15 de octubre de 2011

El flash de los mosquitos

LXVI
Me libré, aunque lo mío me ha costado,
de los bizcos oprobios de la tele:
ya no veo driblar a Makelele
ni sé con quien el Lecquio se ha acostado.

No negaré que el vigor me ha agotado
y que romper con el mando me duele,
mas sabré reponerme del telele
que inflige el Gran Hermano en mi costado.

Ya no ingresa ningún entrometido
a venderme en mi casa sus labores
ni a incordiar con el flash de los mosquitos.

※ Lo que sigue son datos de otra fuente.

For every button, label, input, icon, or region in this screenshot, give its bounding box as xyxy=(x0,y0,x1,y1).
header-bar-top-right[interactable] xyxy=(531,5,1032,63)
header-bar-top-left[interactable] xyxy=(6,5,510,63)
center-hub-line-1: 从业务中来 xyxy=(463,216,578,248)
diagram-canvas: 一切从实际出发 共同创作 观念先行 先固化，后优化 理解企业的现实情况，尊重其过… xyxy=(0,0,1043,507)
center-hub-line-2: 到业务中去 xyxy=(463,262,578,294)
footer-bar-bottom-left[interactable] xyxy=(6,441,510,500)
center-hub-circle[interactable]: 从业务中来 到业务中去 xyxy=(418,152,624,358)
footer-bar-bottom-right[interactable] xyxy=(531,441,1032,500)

Hoy leo como nunca había leído
y escucho atento a mis compositores
y más juego a mis juegos favoritos.

3 comentarios:

montse dijo...

Lo duro es cuando tienes que convivir con gente que SÍ quiere ver programas de esos que te lobotomizan lo poco que te queda.

Tio Antonio dijo...

Al mudarnos, la tele se veía mal. Así que me acostumbré apañármelas con el ordenata y videojuegos. Cuando ya se veía bien, me daba igual. Solo veía, y de vez en cuando, "Discovery Channel". Y con un poco de suerte, se pueden encontrar sus videos en internet. Así que, no me pierdo gran cosa.

Raúl Campos dijo...

Nosotros estuvimos más de 8 meses sin tele por un problema de antena hace varios años, en un piso de alquiler. Lo recuerdo como la época más feliz de mi vida.

Mons, sí, es duro. A todos nos pasa. Al final se crean guetos dentro de las propias casas.